Based on historical fragments – what is known about true events – the author creates a tableau of the Ottoman Empire in the early sixteenth century, complete with sights, sounds, smells and cultural attitudes. Due to his esteemed reputation and commission, Michelangelo moves within the upper echelons of the city. He comes across as a somewhat temperamental aesthete, albeit one who eschews many offered pleasures.
Structured in short but richly evocative sections, the reader travels through Constantinople on strolls the artist takes alongside those tasked with looking after his needs. He befriends a poet and is drawn to a beautiful singer / dancer. He struggles to picture the bridge he knows he must help create.
Although this latter issue is drawn out in the telling, what fills the pages is a picture of an elite with sensuous appreciation of the arts but one that still harbours deeper, more bestial dangers.
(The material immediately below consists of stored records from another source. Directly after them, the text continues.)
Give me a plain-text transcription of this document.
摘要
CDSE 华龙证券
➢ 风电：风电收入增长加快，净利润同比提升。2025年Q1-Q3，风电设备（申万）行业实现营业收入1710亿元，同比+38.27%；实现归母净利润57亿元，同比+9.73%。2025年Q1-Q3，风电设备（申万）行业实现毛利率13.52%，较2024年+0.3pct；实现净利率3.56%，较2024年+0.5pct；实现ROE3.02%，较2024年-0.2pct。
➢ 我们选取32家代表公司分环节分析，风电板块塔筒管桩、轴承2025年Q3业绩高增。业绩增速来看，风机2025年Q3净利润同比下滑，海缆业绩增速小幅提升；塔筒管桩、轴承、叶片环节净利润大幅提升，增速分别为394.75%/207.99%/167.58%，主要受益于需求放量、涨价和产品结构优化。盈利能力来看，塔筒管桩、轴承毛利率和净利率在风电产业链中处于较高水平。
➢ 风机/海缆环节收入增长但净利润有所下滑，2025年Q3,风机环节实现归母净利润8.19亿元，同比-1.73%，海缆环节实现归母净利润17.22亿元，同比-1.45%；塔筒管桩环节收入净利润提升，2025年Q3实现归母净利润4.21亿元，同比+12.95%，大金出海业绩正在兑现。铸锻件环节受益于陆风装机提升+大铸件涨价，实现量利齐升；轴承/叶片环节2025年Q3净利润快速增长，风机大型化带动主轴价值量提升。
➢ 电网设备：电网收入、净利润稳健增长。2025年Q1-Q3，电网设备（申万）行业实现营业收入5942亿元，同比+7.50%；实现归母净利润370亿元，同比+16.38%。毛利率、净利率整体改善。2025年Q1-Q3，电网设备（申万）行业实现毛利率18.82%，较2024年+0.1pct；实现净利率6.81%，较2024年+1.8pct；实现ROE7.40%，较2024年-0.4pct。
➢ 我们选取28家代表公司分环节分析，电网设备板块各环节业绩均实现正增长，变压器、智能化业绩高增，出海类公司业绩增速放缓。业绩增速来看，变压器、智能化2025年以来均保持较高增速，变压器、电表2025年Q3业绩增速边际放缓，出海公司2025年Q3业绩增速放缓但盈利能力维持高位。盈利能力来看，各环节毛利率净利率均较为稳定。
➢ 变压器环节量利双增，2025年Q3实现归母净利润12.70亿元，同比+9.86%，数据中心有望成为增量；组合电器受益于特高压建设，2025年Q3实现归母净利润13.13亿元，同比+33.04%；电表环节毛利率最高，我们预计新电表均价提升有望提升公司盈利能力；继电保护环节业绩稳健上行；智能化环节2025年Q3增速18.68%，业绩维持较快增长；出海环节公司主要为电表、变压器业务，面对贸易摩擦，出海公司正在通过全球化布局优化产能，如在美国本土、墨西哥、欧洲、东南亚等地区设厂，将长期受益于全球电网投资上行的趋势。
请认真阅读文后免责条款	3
The powerful wield their systems of reward and punishment with ruthless vigour. Michelangelo is favoured but, as an infidel, is a magnet for his patron’s enemies.
“Here too there are conspiracies and palace intrigue; jealousies, plotters ready to do anything to discredit Ali Pasha in the Bayezid’s eyes”
A beautifully written account of a time and place that remains concise without sacrificing detail. A skilful imagining of a defining period in Michelangelo’s life that is as much about Constantinople as it is about the artist.
Tell Them of Battles, Kings and Elephants is published by Fitzcarraldo Editions.